Em 24 anos, o Programa Pai Legal deu início a quase 130 mil procedimentos de investigação de paternidade e realizou cerca de 18 mil reconhecimentos. O trabalho inclui mutirões em todas as regiões administrativas do DF e ações em escolas, cartórios e órgãos de identificação civil.
Somente nos primeiros seis meses de 2026, cerca de 2,5 mil mães foram convidadas a iniciar o procedimento de investigação de paternidade, e 716 reconhecimentos foram realizados. Todos os meses, os cartórios de Registro Civil do Distrito Federal encaminham à Promotoria de Justiça de Filiação e Registros Públicos cerca de 250 registros de nascimento sem identificação de paternidade.

Quando há concordância entre as partes, o reconhecimento pode ser feito de forma extrajudicial. Segundo o MPDFT, a atuação administrativa busca facilitar o diálogo entre os genitores e evitar que casos que podem ser resolvidos de modo consensual cheguem às Varas de Família.

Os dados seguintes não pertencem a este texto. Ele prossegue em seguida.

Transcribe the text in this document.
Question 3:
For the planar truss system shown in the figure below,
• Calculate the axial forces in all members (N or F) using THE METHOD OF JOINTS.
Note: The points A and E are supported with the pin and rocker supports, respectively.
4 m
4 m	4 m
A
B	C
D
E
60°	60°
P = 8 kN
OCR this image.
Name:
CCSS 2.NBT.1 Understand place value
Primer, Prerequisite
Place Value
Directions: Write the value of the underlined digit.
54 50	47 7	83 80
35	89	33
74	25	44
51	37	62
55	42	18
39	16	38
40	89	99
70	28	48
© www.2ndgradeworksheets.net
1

O reconhecimento da paternidade, além de alterar a documentação, está ligado a direitos como convivência familiar, prestação de alimentos e identidade. A Constituição Federal de 1988 e o Estatuto da Criança e do Adolescente proíbem qualquer forma de discriminação entre filhos, e a legislação prevê mecanismos para a apuração da filiação em casos de registros sem identificação do pai.
Para Ana Lúcia, porém, a principal mudança foi pessoal: ver finalmente no documento o nome do pai com quem sempre associou sua própria história.